Catholics are often very good at asking or intercessory prayer. I’m not so sure that we are all that good at thanking God and praising God. Yet, sacramentally, praise and thanks are mentioned in all our Sacraments, especially the Eucharist. Indeed, the word Eucharist means, “to give thanks.” At the beginning of the Preface at every Mass, we say, “It is truly right and just to give you thanks and praise.” So lets keep that in mind. Especially on this Marian Procession Day. Like Mary, we thank God and praise Him in our Magnificat prayer of God’s action within us. Let Mary help us to learn how to thank God and praise God for all His merciful initiatives in our lives.

There is a second important point in this Gospel of today, it is stressed in the Gospel that the man who returned to thank God was a Samaritan. Jesus himself says, “It seems that no one has come back to give praise to God except this foreigner.”

The one that comes back to give thanks and praise to God is an unexpected one. He is not one of the chosen people. He is viewed with suspicion by the chosen people of God. The Samaritan was a bit of an outsider. He was the periphery person. A marginal person. He is the Aborigine, the migrant who arrives at Australian shores in a boat, he is the Muslim who has recently arrived in Australia, and so on.

This point is foreshadowed even in the first reading from the second book of Kings. We find another leper here that is healed. This time it is Naaman, who is healed through the intercession of God via the Prophet, Elisha. At the end of this healing Naaman starts to give thanks and praise to God, and wants to change his life. It’s a sure sign of that inner healing. He seems to have received a double miracle. He is on the road to conversion. He no longer wants to worship many Gods, but only the one God. He says, “Your servant will no longer offer holocaust or sacrifice to any God, except the Lord.”

So both Naaman and the Samaritan draw out another important insight from the Bible. That is, the ones who aren’t expected to really understand the role of Jesus, often are the first ones to acknowledge Him as Lord and Saviour. Conversely, the ones who should immediately know that Jesus is the awaited Messiah, are often the ones that are the last to believe this.

The “periphery people,” are so often seen as most open to the good news of the Kingdom of God. It’s the sick, the addicted, the pagan, and the rejected ones that are so often the first to truly believe the Lordship of Jesus.

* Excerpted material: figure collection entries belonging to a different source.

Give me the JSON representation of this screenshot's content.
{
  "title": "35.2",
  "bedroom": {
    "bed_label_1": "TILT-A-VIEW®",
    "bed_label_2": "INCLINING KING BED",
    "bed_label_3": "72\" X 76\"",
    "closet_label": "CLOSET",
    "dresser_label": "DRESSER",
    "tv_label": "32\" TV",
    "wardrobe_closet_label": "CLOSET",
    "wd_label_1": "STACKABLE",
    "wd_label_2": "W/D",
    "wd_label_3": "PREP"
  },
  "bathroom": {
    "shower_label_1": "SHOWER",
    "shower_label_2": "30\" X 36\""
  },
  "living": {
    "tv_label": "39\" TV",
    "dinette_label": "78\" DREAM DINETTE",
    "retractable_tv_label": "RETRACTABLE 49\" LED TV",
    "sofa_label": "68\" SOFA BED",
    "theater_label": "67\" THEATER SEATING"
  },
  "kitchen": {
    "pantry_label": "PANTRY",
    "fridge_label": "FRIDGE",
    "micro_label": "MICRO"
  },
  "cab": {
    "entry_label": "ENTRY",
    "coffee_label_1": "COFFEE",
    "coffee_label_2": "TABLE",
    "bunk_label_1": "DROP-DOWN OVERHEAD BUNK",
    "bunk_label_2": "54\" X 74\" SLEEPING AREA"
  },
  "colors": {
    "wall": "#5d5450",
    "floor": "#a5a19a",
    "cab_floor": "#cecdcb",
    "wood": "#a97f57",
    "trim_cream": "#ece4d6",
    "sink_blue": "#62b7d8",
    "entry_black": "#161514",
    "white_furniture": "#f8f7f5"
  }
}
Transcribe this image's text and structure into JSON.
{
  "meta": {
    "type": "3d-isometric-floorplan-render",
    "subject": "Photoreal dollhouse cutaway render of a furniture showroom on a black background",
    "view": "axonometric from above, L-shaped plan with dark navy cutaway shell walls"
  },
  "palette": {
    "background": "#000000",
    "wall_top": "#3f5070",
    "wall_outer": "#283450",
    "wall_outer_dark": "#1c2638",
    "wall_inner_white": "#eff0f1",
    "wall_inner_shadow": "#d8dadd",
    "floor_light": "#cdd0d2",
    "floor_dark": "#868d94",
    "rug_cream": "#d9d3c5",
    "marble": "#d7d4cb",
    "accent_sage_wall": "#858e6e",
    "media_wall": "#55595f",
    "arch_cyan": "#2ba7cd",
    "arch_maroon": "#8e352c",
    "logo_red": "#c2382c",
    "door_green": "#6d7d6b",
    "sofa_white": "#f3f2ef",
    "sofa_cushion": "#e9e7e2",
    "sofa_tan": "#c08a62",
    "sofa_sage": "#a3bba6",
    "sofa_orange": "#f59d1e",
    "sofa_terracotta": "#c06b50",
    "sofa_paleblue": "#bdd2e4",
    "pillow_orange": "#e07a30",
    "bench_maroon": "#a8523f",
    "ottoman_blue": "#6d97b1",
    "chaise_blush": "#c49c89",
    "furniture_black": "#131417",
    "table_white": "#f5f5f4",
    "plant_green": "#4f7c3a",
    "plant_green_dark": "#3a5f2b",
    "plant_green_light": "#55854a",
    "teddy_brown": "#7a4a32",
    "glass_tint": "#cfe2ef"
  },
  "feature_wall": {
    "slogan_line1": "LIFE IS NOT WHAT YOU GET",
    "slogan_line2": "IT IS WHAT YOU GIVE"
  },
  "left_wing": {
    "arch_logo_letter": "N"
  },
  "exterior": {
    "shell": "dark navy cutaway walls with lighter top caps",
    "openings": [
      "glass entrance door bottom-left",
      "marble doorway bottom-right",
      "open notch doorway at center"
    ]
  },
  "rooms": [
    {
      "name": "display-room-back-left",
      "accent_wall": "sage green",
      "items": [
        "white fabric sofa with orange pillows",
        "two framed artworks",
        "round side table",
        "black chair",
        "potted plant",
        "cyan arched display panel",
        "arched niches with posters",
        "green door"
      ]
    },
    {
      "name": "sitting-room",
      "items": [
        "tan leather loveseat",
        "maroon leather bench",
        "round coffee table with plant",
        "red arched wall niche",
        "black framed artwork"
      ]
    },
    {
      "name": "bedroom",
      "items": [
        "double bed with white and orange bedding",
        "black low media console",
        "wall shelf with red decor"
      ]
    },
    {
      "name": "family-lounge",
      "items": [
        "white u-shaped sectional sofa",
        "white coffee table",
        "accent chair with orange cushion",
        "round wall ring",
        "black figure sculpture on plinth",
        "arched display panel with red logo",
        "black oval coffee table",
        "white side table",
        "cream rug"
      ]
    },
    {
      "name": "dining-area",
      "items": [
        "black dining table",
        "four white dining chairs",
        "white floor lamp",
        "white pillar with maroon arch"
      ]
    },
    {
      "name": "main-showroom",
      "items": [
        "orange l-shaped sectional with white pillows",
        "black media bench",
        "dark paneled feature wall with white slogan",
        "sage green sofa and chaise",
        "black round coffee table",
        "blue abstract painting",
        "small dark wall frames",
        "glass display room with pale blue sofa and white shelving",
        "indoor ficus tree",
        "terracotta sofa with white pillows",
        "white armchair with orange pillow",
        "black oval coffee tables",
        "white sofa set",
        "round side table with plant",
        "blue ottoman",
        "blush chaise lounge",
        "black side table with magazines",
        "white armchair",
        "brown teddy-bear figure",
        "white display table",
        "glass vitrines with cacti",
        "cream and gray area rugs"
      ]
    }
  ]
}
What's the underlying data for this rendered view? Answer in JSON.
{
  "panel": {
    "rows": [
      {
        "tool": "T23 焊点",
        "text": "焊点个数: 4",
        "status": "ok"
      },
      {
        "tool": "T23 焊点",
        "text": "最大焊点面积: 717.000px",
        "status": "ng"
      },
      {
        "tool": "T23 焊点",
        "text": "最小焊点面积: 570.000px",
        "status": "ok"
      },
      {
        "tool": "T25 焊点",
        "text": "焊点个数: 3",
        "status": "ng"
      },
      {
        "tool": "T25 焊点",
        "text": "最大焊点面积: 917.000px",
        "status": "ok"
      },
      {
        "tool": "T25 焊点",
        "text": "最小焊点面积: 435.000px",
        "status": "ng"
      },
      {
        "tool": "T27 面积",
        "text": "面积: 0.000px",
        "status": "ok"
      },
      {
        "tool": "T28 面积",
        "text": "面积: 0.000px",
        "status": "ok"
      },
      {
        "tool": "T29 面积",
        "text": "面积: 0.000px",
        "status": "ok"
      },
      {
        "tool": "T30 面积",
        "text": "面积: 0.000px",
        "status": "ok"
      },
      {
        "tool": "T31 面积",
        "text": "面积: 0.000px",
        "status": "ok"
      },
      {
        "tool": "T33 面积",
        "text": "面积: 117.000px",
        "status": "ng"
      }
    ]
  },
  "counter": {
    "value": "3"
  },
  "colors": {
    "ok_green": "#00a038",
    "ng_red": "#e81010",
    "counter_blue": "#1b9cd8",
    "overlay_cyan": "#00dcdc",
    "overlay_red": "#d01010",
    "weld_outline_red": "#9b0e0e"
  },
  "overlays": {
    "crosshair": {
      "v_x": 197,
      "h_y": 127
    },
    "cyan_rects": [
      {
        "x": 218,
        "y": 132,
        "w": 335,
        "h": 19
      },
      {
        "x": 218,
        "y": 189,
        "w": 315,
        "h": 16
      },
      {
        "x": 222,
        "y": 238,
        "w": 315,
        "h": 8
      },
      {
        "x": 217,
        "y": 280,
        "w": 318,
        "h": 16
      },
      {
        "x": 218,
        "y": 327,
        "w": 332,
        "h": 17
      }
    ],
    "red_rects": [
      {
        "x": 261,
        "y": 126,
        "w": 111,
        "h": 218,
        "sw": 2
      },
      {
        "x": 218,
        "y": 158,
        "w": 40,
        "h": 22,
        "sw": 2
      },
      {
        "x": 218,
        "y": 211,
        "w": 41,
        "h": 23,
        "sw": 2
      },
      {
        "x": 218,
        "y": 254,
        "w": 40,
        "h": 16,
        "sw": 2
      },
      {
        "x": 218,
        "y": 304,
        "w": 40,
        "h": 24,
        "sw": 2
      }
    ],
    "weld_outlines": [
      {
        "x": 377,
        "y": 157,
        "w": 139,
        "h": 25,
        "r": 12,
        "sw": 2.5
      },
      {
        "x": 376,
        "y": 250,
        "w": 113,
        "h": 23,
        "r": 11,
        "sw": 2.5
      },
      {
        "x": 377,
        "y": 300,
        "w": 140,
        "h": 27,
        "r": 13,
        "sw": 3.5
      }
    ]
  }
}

Let us remember this point well and truly in our lives here in Australia. Christians are not to “just go with the flow,” to believe everything that is said and printed in newspapers and on television and radio. Often the stereotyping of people and dismissing them, consciously or unconsciously, is totally contrary to the Gospel. Let us see in the periphery people Jesus hidden from our sight, and coming to us in unexpected ways. Let us stand alongside the Naamans and the Samaritans of our world today, and see Jesus inviting them, like he invites us to intimacy with him. Let us see how readily they respond to Jesus’ message. How much they can help us in their need to be helped by our merciful care in a practical way.

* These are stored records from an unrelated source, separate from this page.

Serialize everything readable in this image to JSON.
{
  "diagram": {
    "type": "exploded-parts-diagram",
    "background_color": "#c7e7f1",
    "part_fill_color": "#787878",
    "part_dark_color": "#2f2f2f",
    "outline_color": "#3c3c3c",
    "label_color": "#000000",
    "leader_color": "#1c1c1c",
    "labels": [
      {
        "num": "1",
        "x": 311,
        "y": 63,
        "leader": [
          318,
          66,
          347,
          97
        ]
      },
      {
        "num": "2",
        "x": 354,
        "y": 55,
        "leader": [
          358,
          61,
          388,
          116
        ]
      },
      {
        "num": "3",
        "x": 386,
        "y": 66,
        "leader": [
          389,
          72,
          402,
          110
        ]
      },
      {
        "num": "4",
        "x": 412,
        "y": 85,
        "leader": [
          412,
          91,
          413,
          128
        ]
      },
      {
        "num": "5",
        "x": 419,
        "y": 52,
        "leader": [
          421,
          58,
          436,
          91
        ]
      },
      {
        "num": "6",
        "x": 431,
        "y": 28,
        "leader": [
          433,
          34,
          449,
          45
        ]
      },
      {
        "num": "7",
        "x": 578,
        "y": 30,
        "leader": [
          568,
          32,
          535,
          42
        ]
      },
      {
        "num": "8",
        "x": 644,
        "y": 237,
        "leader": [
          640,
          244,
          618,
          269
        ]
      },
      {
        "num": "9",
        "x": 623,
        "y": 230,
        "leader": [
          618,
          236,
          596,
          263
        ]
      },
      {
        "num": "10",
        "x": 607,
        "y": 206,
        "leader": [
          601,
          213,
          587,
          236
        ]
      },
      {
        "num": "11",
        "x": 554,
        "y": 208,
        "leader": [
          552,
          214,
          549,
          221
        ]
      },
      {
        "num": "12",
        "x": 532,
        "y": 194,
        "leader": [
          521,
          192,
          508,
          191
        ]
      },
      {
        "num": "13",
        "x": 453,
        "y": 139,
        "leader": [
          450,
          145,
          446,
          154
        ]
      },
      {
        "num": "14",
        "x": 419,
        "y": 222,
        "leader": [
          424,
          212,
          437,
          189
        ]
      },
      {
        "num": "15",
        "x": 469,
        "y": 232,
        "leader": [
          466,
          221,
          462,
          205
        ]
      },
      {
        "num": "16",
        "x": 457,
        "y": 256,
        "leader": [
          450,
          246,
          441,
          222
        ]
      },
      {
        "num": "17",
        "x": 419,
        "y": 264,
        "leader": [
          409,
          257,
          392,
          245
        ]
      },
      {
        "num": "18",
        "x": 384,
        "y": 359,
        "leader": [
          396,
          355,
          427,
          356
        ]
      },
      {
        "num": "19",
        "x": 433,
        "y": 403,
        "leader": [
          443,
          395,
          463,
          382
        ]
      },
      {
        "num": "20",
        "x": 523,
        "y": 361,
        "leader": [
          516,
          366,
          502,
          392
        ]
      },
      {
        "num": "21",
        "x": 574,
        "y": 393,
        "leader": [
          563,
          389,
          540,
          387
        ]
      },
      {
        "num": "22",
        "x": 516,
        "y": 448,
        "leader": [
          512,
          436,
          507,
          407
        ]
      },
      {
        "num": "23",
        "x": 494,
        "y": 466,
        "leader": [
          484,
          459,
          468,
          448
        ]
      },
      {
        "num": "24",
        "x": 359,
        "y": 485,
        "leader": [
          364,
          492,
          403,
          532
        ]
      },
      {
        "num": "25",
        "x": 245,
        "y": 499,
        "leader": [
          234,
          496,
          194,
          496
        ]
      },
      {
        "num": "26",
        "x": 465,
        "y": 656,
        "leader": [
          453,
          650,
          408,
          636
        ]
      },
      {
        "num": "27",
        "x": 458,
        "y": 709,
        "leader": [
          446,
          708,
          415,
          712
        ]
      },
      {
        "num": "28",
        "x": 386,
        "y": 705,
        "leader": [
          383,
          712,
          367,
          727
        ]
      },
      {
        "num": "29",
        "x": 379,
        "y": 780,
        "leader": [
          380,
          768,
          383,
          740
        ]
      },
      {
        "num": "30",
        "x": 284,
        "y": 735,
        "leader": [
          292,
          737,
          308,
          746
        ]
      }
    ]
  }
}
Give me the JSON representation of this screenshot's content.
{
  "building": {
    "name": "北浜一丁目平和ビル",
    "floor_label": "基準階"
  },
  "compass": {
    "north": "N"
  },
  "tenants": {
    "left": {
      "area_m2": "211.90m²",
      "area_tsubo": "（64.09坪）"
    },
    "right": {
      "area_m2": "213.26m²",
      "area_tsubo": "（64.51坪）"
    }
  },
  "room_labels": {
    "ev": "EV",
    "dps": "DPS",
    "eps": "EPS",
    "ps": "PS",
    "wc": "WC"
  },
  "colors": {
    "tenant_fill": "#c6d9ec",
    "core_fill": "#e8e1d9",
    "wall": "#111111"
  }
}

In all these insights of Scripture, Mary, the Mother of God, is the one that is first amongst the faithful. The one that is the first to believe fully, that her son Jesus must be “on his way to Jerusalem.” She herself is a periphery person. She comes from the Anawim of God. She comes from a little village of Nazareth as only a young girl. She has no identity really, or any profession. But 2,000 years later she is still one of the most influential women of all time. As a human being full of gratitude to God for all that God has done in her. She leads us on the way to be Magnificat people. In being Magnificat people, we become magnificent people in the eyes of God. Let that be the case, especially today, as we join Mary as she “points out Jesus” to us.